In related news, South Africa has pushed ahead with plans to expand its solar and wind capacity by 2.6 GW and received 102 offers from companies for such projects this month. The Ministry of Natural Resources and Energy, which will fund the projects, said it will announce the winning bidders in October and November this year and the winners will have to complete the projects by April 2024.
As part of efforts to reduce the country’s reliance on carbon-intensive energy sources, South African energy regulators are trying to increase the country’s nuclear power capacity. Last week, Minister of Natural Resources and Energy Gwede Mantashe announced plans to build a new 2,500 MW nuclear power plant by 2024, the project was “not affordable, not reasonable and should not be approved”.
South Africa currently has the continent’s only nuclear power plant, the Koeberg nuclear power plant near Cape Town, which generates 5 percent of the country’s electricity. In particular, a new $ 1.2 billion program was recently launched to extend the life of this facility, which includes replacing six steam generators and recirculating air coolers, as well as necessary maintenance of the turbine system. As a result of the renovations, the operating life of the system, which has been connected to the public power grid since 1984, is to be extended by 20 years.
Nigeria deepens relations with Russia, South Korea
Nigeria and Russia this week signed a military cooperation agreement that lays down the framework for Russia’s delivery of equipment and troop training to the West African country. According to the Nigerian Ambassador to Russia, President Muhammadu Buhari believes Russia can help Nigeria defeat Boko Haram, which continues to add to insecurity in northern Nigeria.

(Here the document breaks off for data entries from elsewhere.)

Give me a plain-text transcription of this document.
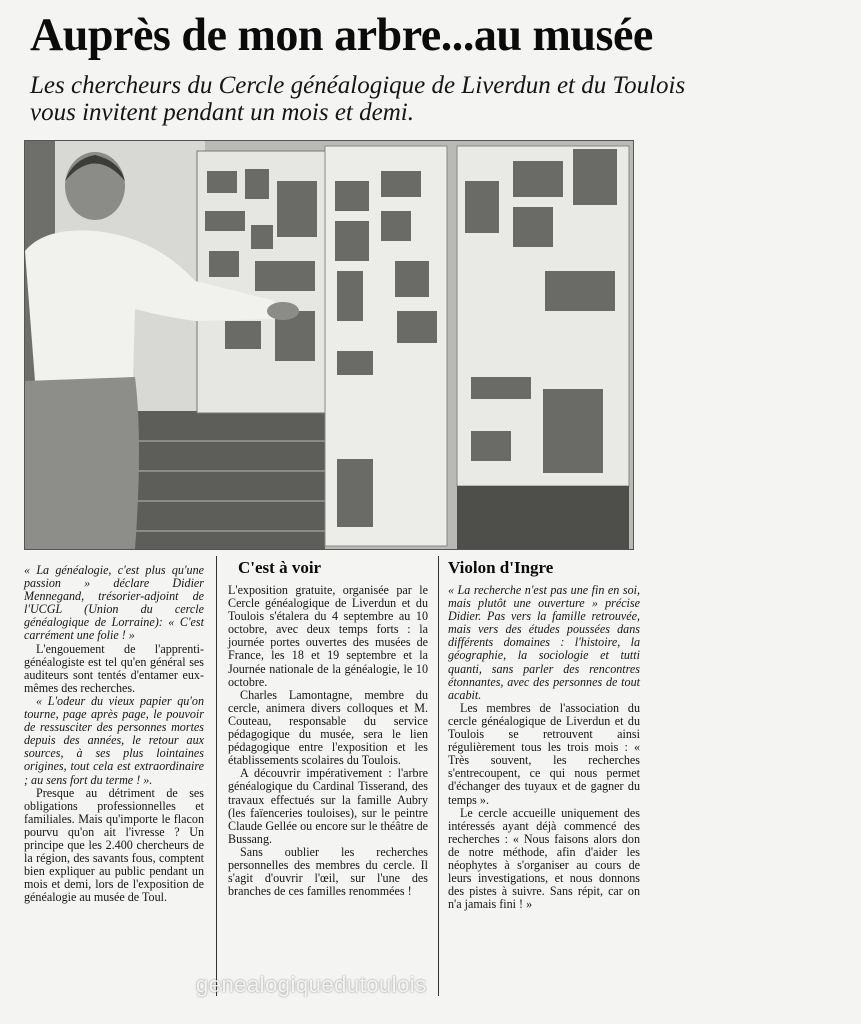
Auprès de mon arbre...au musée
Les chercheurs du Cercle généalogique de Liverdun et du Toulois
vous invitent pendant un mois et demi.

« La généalogie, c'est plus qu'une passion » déclare Didier Mennegand, trésorier-adjoint de l'UCGL (Union du cercle généalogique de Lorraine): « C'est carrément une folie ! »

L'engouement de l'apprenti-généalogiste est tel qu'en général ses auditeurs sont tentés d'entamer eux-mêmes des recherches.

« L'odeur du vieux papier qu'on tourne, page après page, le pouvoir de ressusciter des personnes mortes depuis des années, le retour aux sources, à ses plus lointaines origines, tout cela est extraordinaire ; au sens fort du terme ! ».

Presque au détriment de ses obligations professionnelles et familiales. Mais qu'importe le flacon pourvu qu'on ait l'ivresse ? Un principe que les 2.400 chercheurs de la région, des savants fous, comptent bien expliquer au public pendant un mois et demi, lors de l'exposition de généalogie au musée de Toul.

C'est à voir

L'exposition gratuite, organisée par le Cercle généalogique de Liverdun et du Toulois s'étalera du 4 septembre au 10 octobre, avec deux temps forts : la journée portes ouvertes des musées de France, les 18 et 19 septembre et la Journée nationale de la généalogie, le 10 octobre.

Charles Lamontagne, membre du cercle, animera divers colloques et M. Couteau, responsable du service pédagogique du musée, sera le lien pédagogique entre l'exposition et les établissements scolaires du Toulois.

A découvrir impérativement : l'arbre généalogique du Cardinal Tisserand, des travaux effectués sur la famille Aubry (les faïenceries touloises), sur le peintre Claude Gellée ou encore sur le théâtre de Bussang.

Sans oublier les recherches personnelles des membres du cercle. Il s'agit d'ouvrir l'œil, sur l'une des branches de ces familles renommées !

Violon d'Ingre

« La recherche n'est pas une fin en soi, mais plutôt une ouverture » précise Didier. Pas vers la famille retrouvée, mais vers des études poussées dans différents domaines : l'histoire, la géographie, la sociologie et tutti quanti, sans parler des rencontres étonnantes, avec des personnes de tout acabit.

Les membres de l'association du cercle généalogique de Liverdun et du Toulois se retrouvent ainsi régulièrement tous les trois mois : « Très souvent, les recherches s'entrecoupent, ce qui nous permet d'échanger des tuyaux et de gagner du temps ».

Le cercle accueille uniquement des intéressés ayant déjà commencé des recherches : « Nous faisons alors don de notre méthode, afin d'aider les néophytes à s'organiser au cours de leurs investigations, et nous donnons des pistes à suivre. Sans répit, car on n'a jamais fini ! »

genealogiquedutoulois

This agreement is another step towards strengthening relations between the two countries: for example, Russia held its first summit with Africa in October 2019, attended by 43 heads of state and government, with the aim of revitalizing Russia’s economic, political and military influence on Africa. At the summit, Russia signed the first of many security and economic agreements, including a contract for the supply of attack helicopters to Nigeria. For more information on Africa-Russia relations, see the 2019 Commentary: “Vladimir Putin Resets Russia’s Africa Agenda to Counter the US and China”.
In similar news, Nigeria and South Korea have worked to strengthen their political, economic and defense ties, as demonstrated recently by Korea’s First Vice Foreign Minister Choi Jong Kun’s visit to Nigeria earlier this week. In fact, during his visit, Kun stated that in view of the impending COVID situation, he would like a direct flight between the capitals of the two countries as well as increased cultural cooperation, technology, education and trade within the next five years. The two countries also want to work together on security issues as Kun and Nigerian Transport Minister Rotimi Amaechi met to discuss maritime security during the visit.
This trip was another step in Korea’s quest for a long-term, mutually beneficial relationship with Africa over the past few years: Korea, for example, sent US $ 200 million in masks and medical equipment to the continent to help its fight against COVID-19 to support. In March of this year, the South Korean ambassador to Nigeria stated that the South Korean embassy was interested in a joint program for children as well as other cultural programs to help Koreans understand Nigerians’ culture. The Korea International Cooperation Agency (KOICA) has also rapidly increased its aid to the region since 2016.